Blog Tour: The Smell of Other People's Houses by Bonnie-Sue Hitchcock

Release Date: February 23, 2016
Publisher: Wendy Lamb Books
Age Group: Young Adult
Source: Publisher
Pages: 240
Buy: Amazon / Barnes & Noble / IndieBound
Description: Goodreads
In Alaska, 1970, being a teenager here isn’t like being a teenager anywhere else. This deeply moving and authentic debut is for fans of Rainbow Rowell, Louise Erdrich, Sherman Alexie, and Benjamin Alire Saenz. Intertwining stories of love, tragedy, wild luck, and salvation on the edge of America’s Last Frontier introduce a writer of rare talent.

Ruth has a secret that she can’t hide forever. Dora wonders if she can ever truly escape where she comes from, even when good luck strikes. Alyce is trying to reconcile her desire to dance, with the life she’s always known on her family’s fishing boat. Hank and his brothers decide it’s safer to run away than to stay home—until one of them ends up in terrible danger.

Four very different lives are about to become entangled. This unforgettable book is about people who try to save each other—and how sometimes, when they least expect it, they succeed. 
A far cry from my normal reading taste, The Smell of Other People's Houses isn't a book I would have ever picked up on my own. Thank goodness someone pushed it into my hands! This subtle historical is flawlessly written and sure to be a 2016 favorite for many readers.

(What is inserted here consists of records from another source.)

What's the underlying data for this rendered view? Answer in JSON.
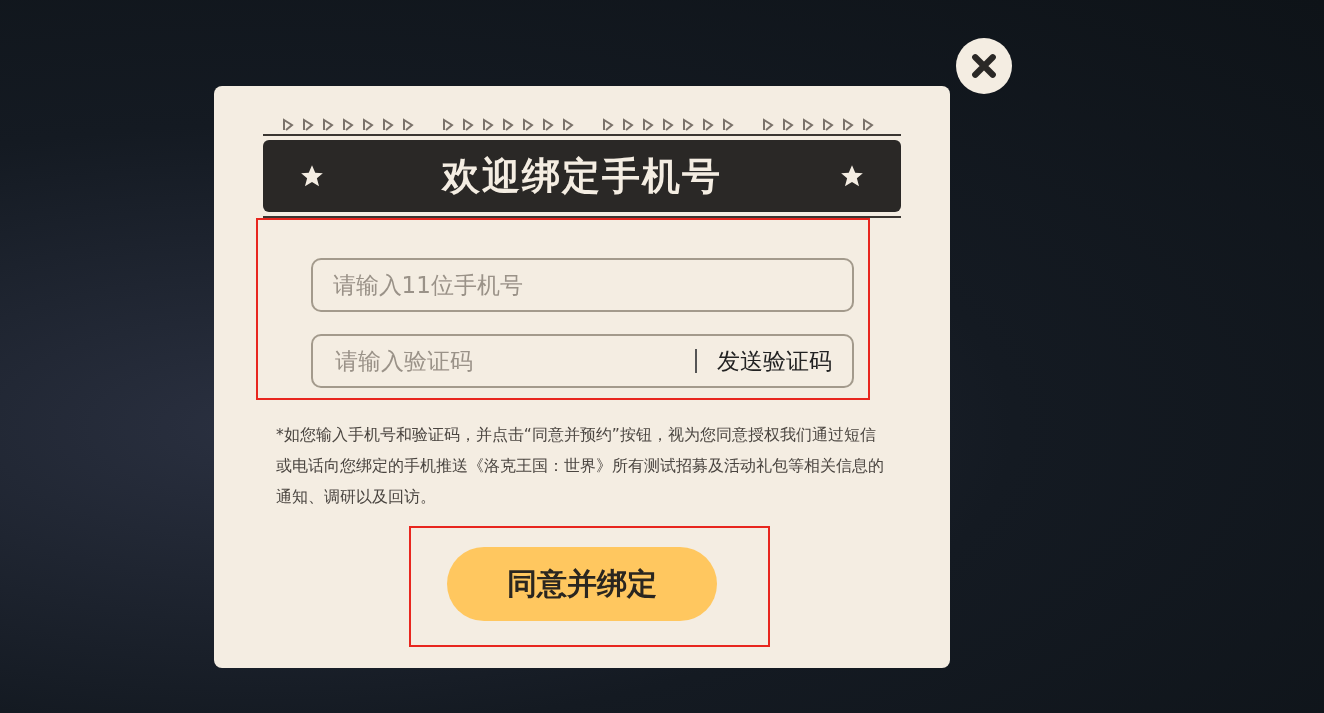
{
  "dialog": {
    "title": "欢迎绑定手机号",
    "phone_field": {
      "placeholder": "请输入11位手机号"
    },
    "code_field": {
      "placeholder": "请输入验证码"
    },
    "send_code_button": {
      "label": "发送验证码"
    },
    "notice": "*如您输入手机号和验证码，并点击“同意并预约”按钮，视为您同意授权我们通过短信或电话向您绑定的手机推送《洛克王国：世界》所有测试招募及活动礼包等相关信息的通知、调研以及回访。",
    "submit_button": {
      "label": "同意并绑定"
    }
  }
}
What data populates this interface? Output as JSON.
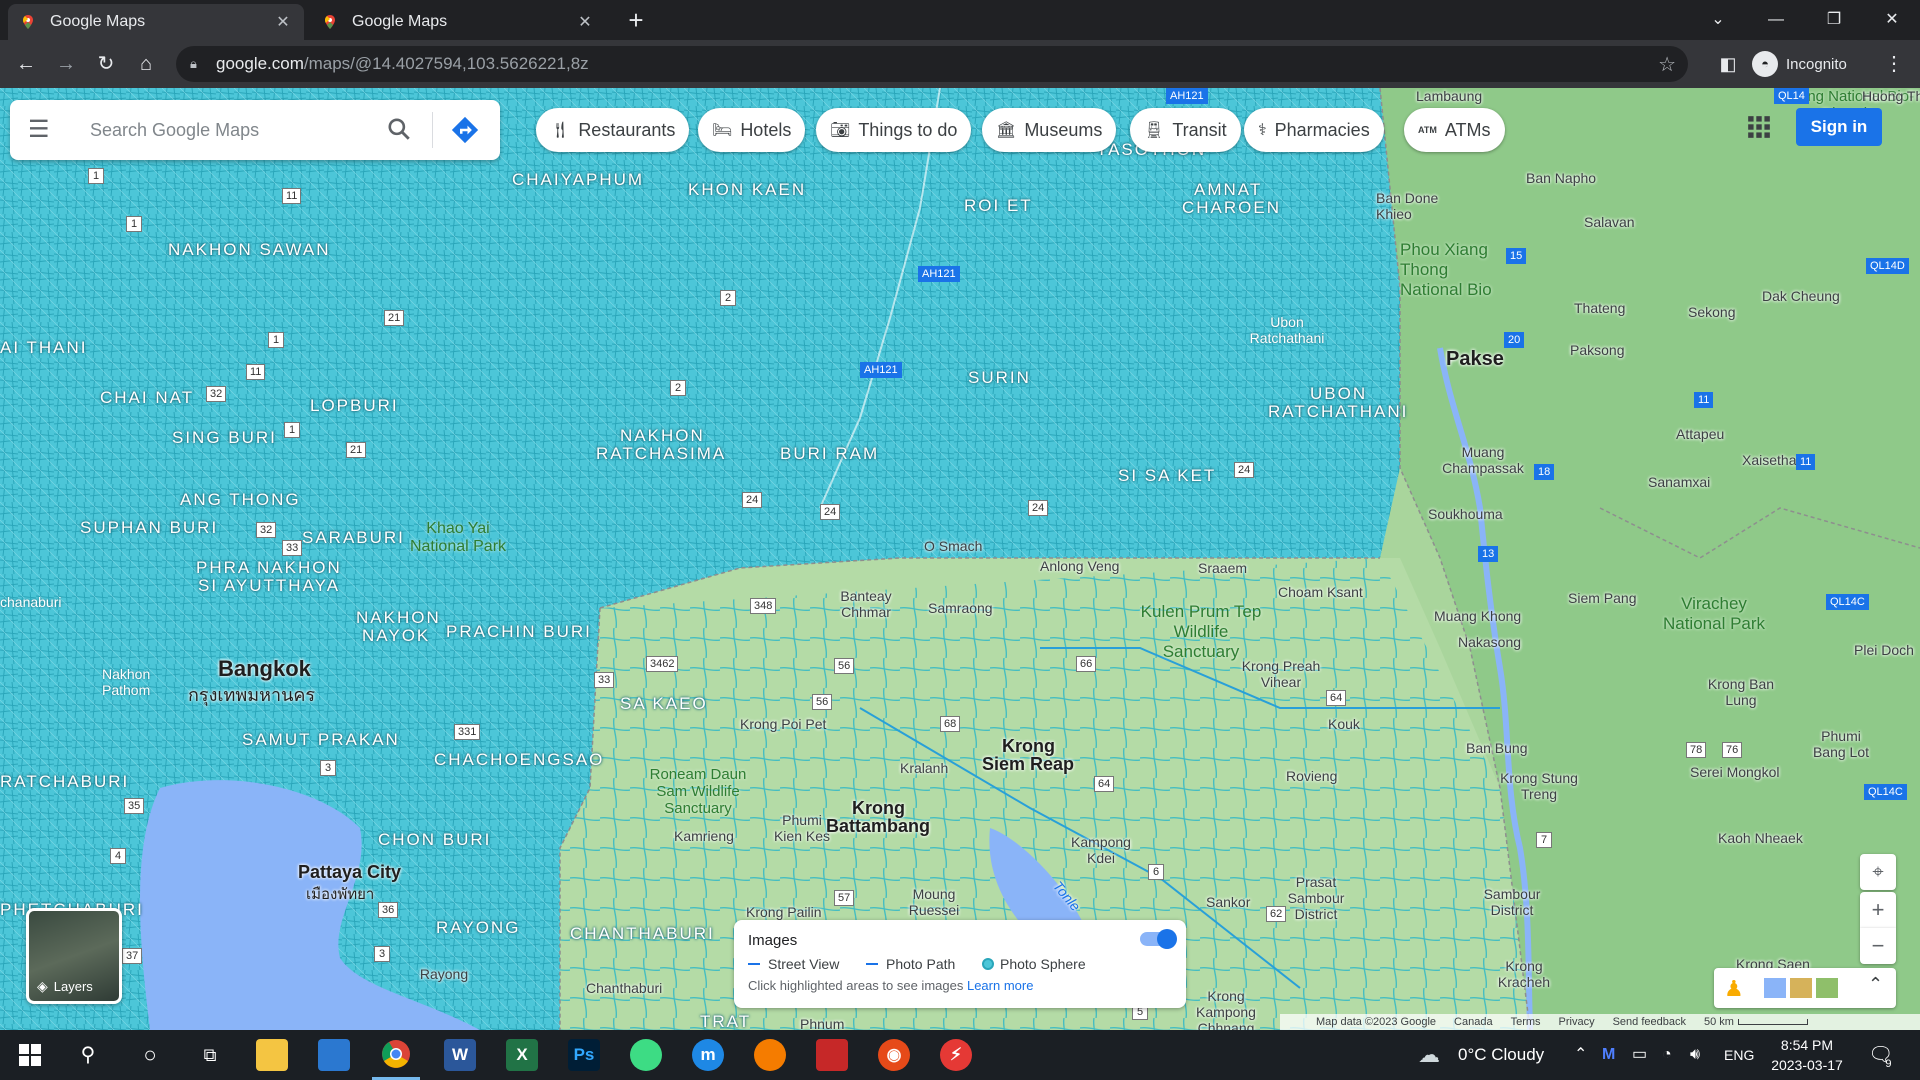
{
  "browser": {
    "tabs": [
      {
        "title": "Google Maps",
        "active": true
      },
      {
        "title": "Google Maps",
        "active": false
      }
    ],
    "url_host": "google.com",
    "url_path": "/maps/@14.4027594,103.5626221,8z",
    "profile_label": "Incognito"
  },
  "maps": {
    "search_placeholder": "Search Google Maps",
    "chips": [
      "Restaurants",
      "Hotels",
      "Things to do",
      "Museums",
      "Transit",
      "Pharmacies",
      "ATMs"
    ],
    "sign_in": "Sign in",
    "layers_label": "Layers",
    "images_card": {
      "title": "Images",
      "street_view": "Street View",
      "photo_path": "Photo Path",
      "photo_sphere": "Photo Sphere",
      "hint": "Click highlighted areas to see images",
      "learn_more": "Learn more",
      "toggle_on": true
    },
    "attribution": {
      "map_data": "Map data ©2023 Google",
      "country": "Canada",
      "terms": "Terms",
      "privacy": "Privacy",
      "feedback": "Send feedback",
      "scale": "50 km"
    },
    "labels": {
      "nakhon_sawan": "NAKHON SAWAN",
      "chaiyaphum": "CHAIYAPHUM",
      "khon_kaen": "KHON KAEN",
      "roi_et": "ROI ET",
      "amnat": "AMNAT",
      "charoen": "CHAROEN",
      "yasothon": "YASOTHON",
      "ai_thani": "AI THANI",
      "chai_nat": "CHAI NAT",
      "lopburi": "LOPBURI",
      "sing_buri": "SING BURI",
      "ang_thong": "ANG THONG",
      "suphan_buri": "SUPHAN BURI",
      "saraburi": "SARABURI",
      "phra_nakhon": "PHRA NAKHON",
      "si_ayutthaya": "SI AYUTTHAYA",
      "nakhon_ratchasima_1": "NAKHON",
      "nakhon_ratchasima_2": "RATCHASIMA",
      "buri_ram": "BURI RAM",
      "surin": "SURIN",
      "si_sa_ket": "SI SA KET",
      "ubon_1": "UBON",
      "ubon_2": "RATCHATHANI",
      "nakhon_nayok_1": "NAKHON",
      "nakhon_nayok_2": "NAYOK",
      "prachin_buri": "PRACHIN BURI",
      "sa_kaeo": "SA KAEO",
      "samut_prakan": "SAMUT PRAKAN",
      "chachoengsao": "CHACHOENGSAO",
      "chon_buri": "CHON BURI",
      "rayong": "RAYONG",
      "chanthaburi": "CHANTHABURI",
      "ratchaburi": "RATCHABURI",
      "phetchaburi": "PHETCHABURI",
      "trat": "TRAT",
      "bangkok": "Bangkok",
      "bangkok_th": "กรุงเทพมหานคร",
      "pakse": "Pakse",
      "pattaya": "Pattaya City",
      "pattaya_th": "เมืองพัทยา",
      "krong_siem_reap_1": "Krong",
      "krong_siem_reap_2": "Siem Reap",
      "krong_battambang_1": "Krong",
      "krong_battambang_2": "Battambang",
      "khao_yai": "Khao Yai National Park",
      "kulen_prum": "Kulen Prum Tep Wildlife Sanctuary",
      "phou_xiang": "Phou Xiang Thong National Bio",
      "virachey": "Virachey National Park",
      "roneam": "Roneam Daun Sam Wildlife Sanctuary",
      "nakhon_pathom": "Nakhon Pathom",
      "chanaburi": "chanaburi",
      "lambaung": "Lambaung",
      "ban_napho": "Ban Napho",
      "ban_done": "Ban Done Khieo",
      "salavan": "Salavan",
      "dak_cheung": "Dak Cheung",
      "thateng": "Thateng",
      "sekong": "Sekong",
      "paksong": "Paksong",
      "attapeu": "Attapeu",
      "xaisetha": "Xaisetha",
      "sanamxai": "Sanamxai",
      "mujang_champassak": "Muang Champassak",
      "soukhouma": "Soukhouma",
      "muang_khong": "Muang Khong",
      "nakasong": "Nakasong",
      "siem_pang": "Siem Pang",
      "choam_ksant": "Choam Ksant",
      "sraaem": "Sraaem",
      "anlong_veng": "Anlong Veng",
      "o_smach": "O Smach",
      "samraong": "Samraong",
      "banteay_chhmar": "Banteay Chhmar",
      "krong_preah_vihear": "Krong Preah Vihear",
      "kouk": "Kouk",
      "ban_bung": "Ban Bung",
      "krong_stung_treng": "Krong Stung Treng",
      "serei_mongkol": "Serei Mongkol",
      "phumi_bang_lot": "Phumi Bang Lot",
      "krong_ban_lung": "Krong Ban Lung",
      "kaoh_nheaek": "Kaoh Nheaek",
      "rovieng": "Rovieng",
      "kampong_kdei": "Kampong Kdei",
      "krong_poi_pet": "Krong Poi Pet",
      "kralanh": "Kralanh",
      "phumi_kien_kes": "Phumi Kien Kes",
      "kamrieng": "Kamrieng",
      "moung_ruessei": "Moung Ruessei",
      "krong_pailin": "Krong Pailin",
      "prasat_sambour": "Prasat Sambour District",
      "sambour_district": "Sambour District",
      "krong_kracheh": "Krong Kracheh",
      "krong_saen": "Krong Saen",
      "sankor": "Sankor",
      "krong_kampong_chhnang": "Krong Kampong Chhnang",
      "plei_doch": "Plei Doch",
      "huong_th": "Huong Th",
      "phnum": "Phnum",
      "rayong_town": "Rayong",
      "chanthaburi_town": "Chanthaburi",
      "vieng_nat": "Vieng National Bio-Diversity",
      "ubon_town": "Ubon Ratchathani",
      "tonle": "Tonle"
    },
    "shields": [
      "1",
      "11",
      "1",
      "21",
      "11",
      "1",
      "32",
      "1",
      "21",
      "2",
      "2",
      "24",
      "24",
      "24",
      "24",
      "33",
      "32",
      "348",
      "3462",
      "56",
      "56",
      "66",
      "68",
      "64",
      "64",
      "331",
      "3",
      "35",
      "36",
      "3",
      "37",
      "57",
      "6",
      "62",
      "5",
      "4",
      "33",
      "AH121",
      "AH121",
      "AH121",
      "15",
      "20",
      "11",
      "18",
      "11",
      "13",
      "QL14",
      "QL14D",
      "QL14C",
      "QL14C",
      "7",
      "78",
      "76"
    ]
  },
  "taskbar": {
    "weather": "0°C  Cloudy",
    "lang": "ENG",
    "time": "8:54 PM",
    "date": "2023-03-17",
    "notif_count": "9"
  }
}
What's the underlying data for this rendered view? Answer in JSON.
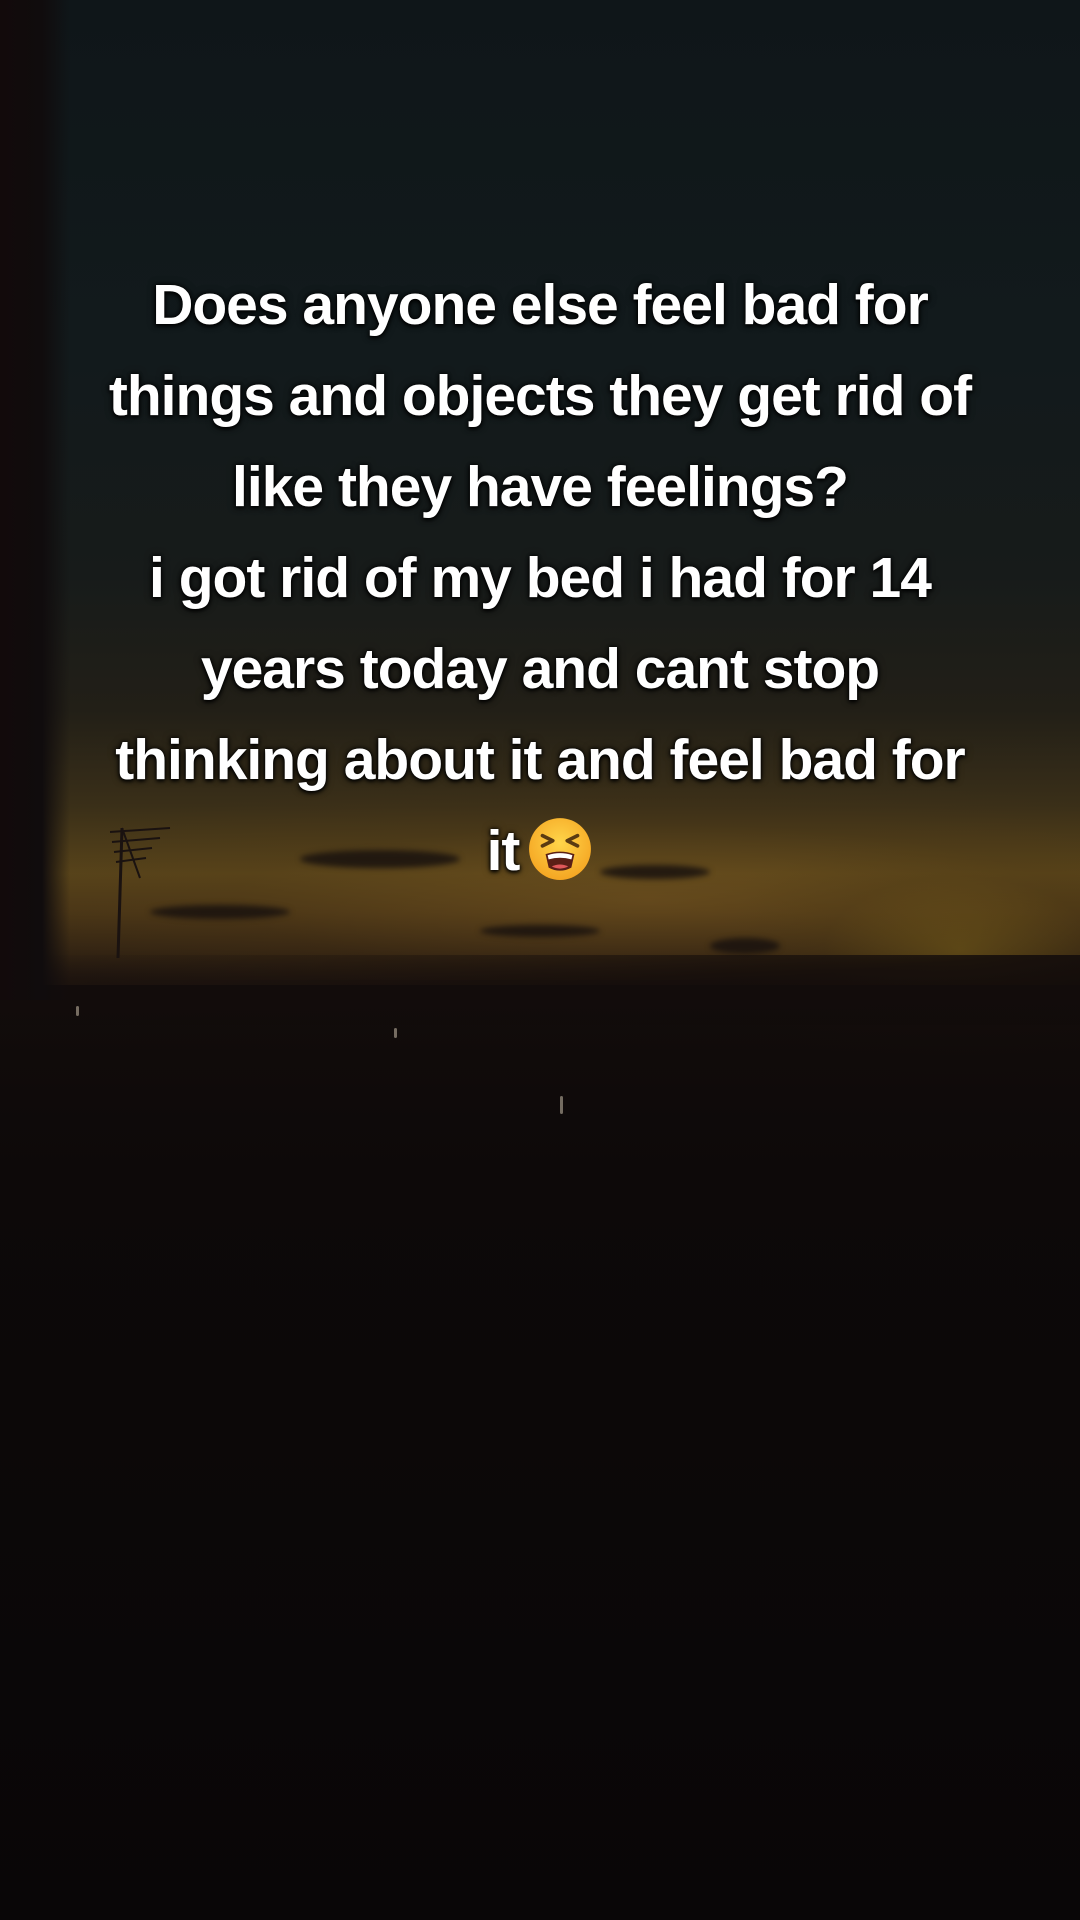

I have to be honest...Historical novels are usually a huge reading turn-off for me. They always seem so unapproachable. The jacket copy often puts the time and setting - the history - at the forefront, and I find it hard to look past that to imagine what might hide within the books pages. That wasn't the case with this novel. 

Set about a decade after Alaska was granted statehood, Bonnie-Sue Hitchcock's debut novel uses history and culture as a beautiful backdrop for the complex and emotional journey of four teenagers living in a time and place unlike an other. She weaves an intricate tapestry of story and setting, sucking readers into a tale that truly lives in the moment. 

And as I mentioned earlier, the writing is exquisite. The book is filled with lyrical lines that describe feelings that I never knew I could relate to until the words were laid out before me. For example... 
"It feels like my best friend has just skipped a pebble across the glassy surface of my soul." 
"I'll never understand how certain things that happen to us can climb under our skin and make us someone new."
Simultaneously parallel and intertwined, Ruth, Dora, Alyce and Hank's stories are about facing challenges and finding a way through, overcoming what seems impossible and coming out on the other side. I think what I loved most about The Smell of Other People's Houses is the entanglements, small and large, that happen in these characters lives just as they often happen in real life. Chapter by chapter, bits and pieces of knowledge, character memories, suspicions and events coalesce to reveal just how deeply entangled they are and how the seemingly tiny connections they make along the way lead them right to where they belong. 

This novel surprised me and took me outside my comfort zone in the most wonderful ways. I won't be the least bit surprised if at this time next year The Smell of Other People's Houses is an award-winning novel. It will be absolutely deserved.